Der Schorf befällt die Blätter von Ficuses und Palmen. Dunkle Flecken unterschiedlicher Farben, unterschiedlicher Formen erscheinen in der Mitte der Blätter oder entlang der Ränder, sie fühlen sich leicht unscharf an. Um den Fleck erscheint ein Rand einer anderen Farbe, die Flecken wachsen, das Blatt stirbt ab.

Rost

Rost ist im Garten häufiger als auf der Fensterbank, aber manchmal finden sich immer noch rostige Stellen auf den Blättern von Chrysanthemen, Zitrusfrüchten, Kamelien, Pelargonien und Spargeln. Wenn Sie ein solches Blatt mit farbigen rostigen Flecken umdrehen, finden Sie auf der Unterseite sicherlich Pilzsporen, die in Tuberkelwucherungen versteckt sind. Diese Flecken verschmelzen in kurzer Zeit, werden zu Streifen, die Blätter sterben ab.

Wurzelfäule

Wurzeln unreifer Pflanzen, Stecklinge aus zarten saftigen Stielen, aus irgendeinem Grund leiden die Wurzeln der Pelargonie häufig unter Wurzelfäule. Der Wurzelkragen ist von Pilzen befallen, die Pflanze bekommt keine Nährstoffe.

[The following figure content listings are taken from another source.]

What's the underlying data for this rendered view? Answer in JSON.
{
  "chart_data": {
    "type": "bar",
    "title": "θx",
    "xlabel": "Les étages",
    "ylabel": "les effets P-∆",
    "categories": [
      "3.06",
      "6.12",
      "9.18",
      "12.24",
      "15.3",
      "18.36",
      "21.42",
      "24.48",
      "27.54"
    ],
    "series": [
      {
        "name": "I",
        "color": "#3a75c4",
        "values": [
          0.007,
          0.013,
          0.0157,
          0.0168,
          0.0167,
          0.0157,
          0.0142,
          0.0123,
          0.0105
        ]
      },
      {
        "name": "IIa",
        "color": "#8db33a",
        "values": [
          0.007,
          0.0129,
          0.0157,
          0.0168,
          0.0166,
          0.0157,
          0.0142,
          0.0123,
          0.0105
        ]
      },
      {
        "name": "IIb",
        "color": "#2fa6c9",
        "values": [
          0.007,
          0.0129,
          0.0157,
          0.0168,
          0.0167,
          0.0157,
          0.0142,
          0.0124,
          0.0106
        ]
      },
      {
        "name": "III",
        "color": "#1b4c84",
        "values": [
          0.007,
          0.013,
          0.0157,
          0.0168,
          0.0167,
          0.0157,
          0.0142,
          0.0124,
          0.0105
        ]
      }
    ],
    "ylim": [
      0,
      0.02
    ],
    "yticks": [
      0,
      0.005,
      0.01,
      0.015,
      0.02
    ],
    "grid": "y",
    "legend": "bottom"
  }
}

Bei hoher Luftfeuchtigkeit in einem warmen Raum bekommen die Pflanzen plötzlich trockene Flecken auf den Blättern, die Blätter verdunkeln sich und werden braun. Sogar die Gefäße werden braun.

Späte Seuche

Übermäßige Feuchtigkeit, alte zusammengebackene Böden können zur Infektion von Kakteen, Sukkulenten, Azaleen und Orchideen mit dieser gefährlichen Krankheit beitragen. Lila und braune Farbe auf den Blättern ist der Beginn der Nekrose, dann fängt es die Stängel, den Wurzelkragen und kann schnell zum Tod der Pflanze führen.

Verhütung

Crowding schadet normalerweise Pflanzen, Blumen brauchen frische Luft, optimale (und nicht übermäßige) Luftfeuchtigkeit. Fitosporin-M eignet sich perfekt zur vorbeugenden Bewässerung, um Pflanzen vor Pilzkrankheiten zu schützen.

Wir dürfen nicht vergessen, den Boden zu wechseln, manchmal zu desinfizieren. Es ist unbedingt erforderlich, alle Werkzeuge zu desinfizieren, die für die Arbeit mit Pflanzen verwendet werden. Und die Stellen von Schnitten in der Nähe von Blumen müssen mit zerkleinerter Kohle verarbeitet werden..

Gesunde Pflanzen sind viel seltener infiziert, sie werden leicht vertragen, was bedeutet, dass Sie alle Regeln für die Pflege von Blumen befolgen, günstige Bedingungen schaffen und Schädlinge rechtzeitig bekämpfen müssen.

Video "Pilzkrankheiten"

Aus dem Video erfahren Sie, welche Pilzkrankheiten Ihre Zimmerpflanzen betreffen können.